1. it is a kind of process waste cell melt solution method, methods described include add water in the waste cell melt solution, to lure The precipitation of metal hydroxides is led, optionally with the help of sowing, the sediment that is thusly-formed is separated from water-bearing mother liquor and is returned Receive alkali hydroxide soln.

2. method according to claim 1, methods described also includes one or more mixed low boiling of water soluble is organic Solvent is added in the waste cell melt solution, and from aqueous/organic mother liquor hydroxide precipitate is separated, from The organic solvent is removed in the mother liquor, and reclaims alkali metal hydroxide aqueous solution.

3. method according to claim 2, wherein the organic solvent is selected from alcohol, ketone, dioxolanes, diox, tetrahydrochysene Furans.

4. method according to claim 3, wherein the alcohol is methyl alcohol, ethanol, propyl alcohol or its combination.

5. a kind of method of operation aluminium/air cell, methods described includes extracting the useless of alkali metal aluminate from the battery Electrolyte solution, adds water to induce the precipitation of aluminium hydroxide in the solution, from the water-bearing mother liquor described in separation such as This sediment for being formed, and the mother liquor comprising aqueous alkali metal hydroxide is led back in aluminium/air cell.
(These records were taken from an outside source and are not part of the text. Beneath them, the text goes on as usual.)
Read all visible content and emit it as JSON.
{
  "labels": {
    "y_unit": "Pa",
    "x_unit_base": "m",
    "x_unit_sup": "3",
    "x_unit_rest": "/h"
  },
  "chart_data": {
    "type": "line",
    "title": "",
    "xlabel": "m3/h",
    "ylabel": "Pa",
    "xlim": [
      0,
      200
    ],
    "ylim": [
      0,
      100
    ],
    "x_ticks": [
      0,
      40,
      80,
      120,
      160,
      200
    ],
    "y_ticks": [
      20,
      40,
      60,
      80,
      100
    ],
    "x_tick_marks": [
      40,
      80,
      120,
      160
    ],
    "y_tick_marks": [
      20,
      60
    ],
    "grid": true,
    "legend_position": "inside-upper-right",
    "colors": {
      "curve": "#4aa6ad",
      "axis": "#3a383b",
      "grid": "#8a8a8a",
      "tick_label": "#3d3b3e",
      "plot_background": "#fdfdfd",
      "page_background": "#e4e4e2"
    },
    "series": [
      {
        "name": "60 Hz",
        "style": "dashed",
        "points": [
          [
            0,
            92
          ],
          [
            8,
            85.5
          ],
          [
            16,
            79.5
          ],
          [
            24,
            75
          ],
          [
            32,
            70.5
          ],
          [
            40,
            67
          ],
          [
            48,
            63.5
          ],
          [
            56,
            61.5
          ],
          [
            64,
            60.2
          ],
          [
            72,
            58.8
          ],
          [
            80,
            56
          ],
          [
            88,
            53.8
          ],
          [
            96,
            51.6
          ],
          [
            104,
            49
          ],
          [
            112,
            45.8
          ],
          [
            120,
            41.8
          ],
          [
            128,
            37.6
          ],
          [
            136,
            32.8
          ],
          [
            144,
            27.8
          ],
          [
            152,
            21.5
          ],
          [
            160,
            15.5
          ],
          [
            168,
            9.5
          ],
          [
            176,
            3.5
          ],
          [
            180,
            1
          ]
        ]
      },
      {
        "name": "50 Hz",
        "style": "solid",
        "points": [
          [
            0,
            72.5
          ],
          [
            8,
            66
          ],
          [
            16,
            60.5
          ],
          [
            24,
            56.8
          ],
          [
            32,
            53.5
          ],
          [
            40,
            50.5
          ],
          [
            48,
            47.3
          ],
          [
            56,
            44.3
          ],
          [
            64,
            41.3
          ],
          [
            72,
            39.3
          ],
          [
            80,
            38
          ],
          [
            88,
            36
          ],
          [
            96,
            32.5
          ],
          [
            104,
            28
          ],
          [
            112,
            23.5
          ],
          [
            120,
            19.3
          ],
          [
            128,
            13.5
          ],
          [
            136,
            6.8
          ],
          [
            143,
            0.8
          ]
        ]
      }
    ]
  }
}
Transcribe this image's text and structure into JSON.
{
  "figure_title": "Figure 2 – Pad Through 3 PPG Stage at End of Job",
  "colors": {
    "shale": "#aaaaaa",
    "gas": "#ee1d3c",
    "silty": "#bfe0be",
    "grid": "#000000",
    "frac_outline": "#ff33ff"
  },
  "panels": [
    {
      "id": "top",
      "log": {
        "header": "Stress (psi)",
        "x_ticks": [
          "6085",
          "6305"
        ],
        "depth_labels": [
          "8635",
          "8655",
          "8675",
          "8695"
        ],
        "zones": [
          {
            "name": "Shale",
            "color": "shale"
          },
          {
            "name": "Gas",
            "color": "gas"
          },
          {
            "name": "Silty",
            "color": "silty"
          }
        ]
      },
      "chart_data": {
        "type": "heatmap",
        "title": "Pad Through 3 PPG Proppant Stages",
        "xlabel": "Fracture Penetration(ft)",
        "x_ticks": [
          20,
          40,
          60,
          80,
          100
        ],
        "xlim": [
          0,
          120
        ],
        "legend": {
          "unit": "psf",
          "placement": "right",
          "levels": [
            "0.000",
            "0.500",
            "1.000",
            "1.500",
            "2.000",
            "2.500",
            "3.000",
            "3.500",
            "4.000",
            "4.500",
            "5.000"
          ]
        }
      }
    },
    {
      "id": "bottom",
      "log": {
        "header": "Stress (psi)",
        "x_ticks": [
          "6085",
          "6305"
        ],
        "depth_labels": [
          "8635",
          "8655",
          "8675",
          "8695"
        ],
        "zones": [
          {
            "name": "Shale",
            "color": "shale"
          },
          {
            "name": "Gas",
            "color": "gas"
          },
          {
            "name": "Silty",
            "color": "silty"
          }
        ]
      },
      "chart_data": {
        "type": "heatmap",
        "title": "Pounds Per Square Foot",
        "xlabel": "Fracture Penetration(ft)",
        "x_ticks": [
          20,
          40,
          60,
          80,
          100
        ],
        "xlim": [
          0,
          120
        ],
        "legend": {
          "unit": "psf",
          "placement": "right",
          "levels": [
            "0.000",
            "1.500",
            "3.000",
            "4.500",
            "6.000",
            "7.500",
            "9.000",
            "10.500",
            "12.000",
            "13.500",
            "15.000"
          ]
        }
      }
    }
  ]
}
6. method according to claim 1, wherein the metal hydroxides is aluminium hydroxide or zinc hydroxide.

7. method according to claim 1, wherein the waste cell melt includes alkali metal aluminate, and wherein described alkali It is sodium or potassium.

8. method according to claim 1, wherein the sowing is included alumina powder, aluminium-hydroxide powder or oxidation Zinc powder is added in the electrolyte as seed.

9. method according to claim 1, wherein the water is with the waste cell melt scope according to 100% volume The volume of 30%-80% is added.

10. method according to claim 2, wherein the cosolvent is with according to the waste cell melt model of 100% volume Enclose the volume addition for 10%-300%.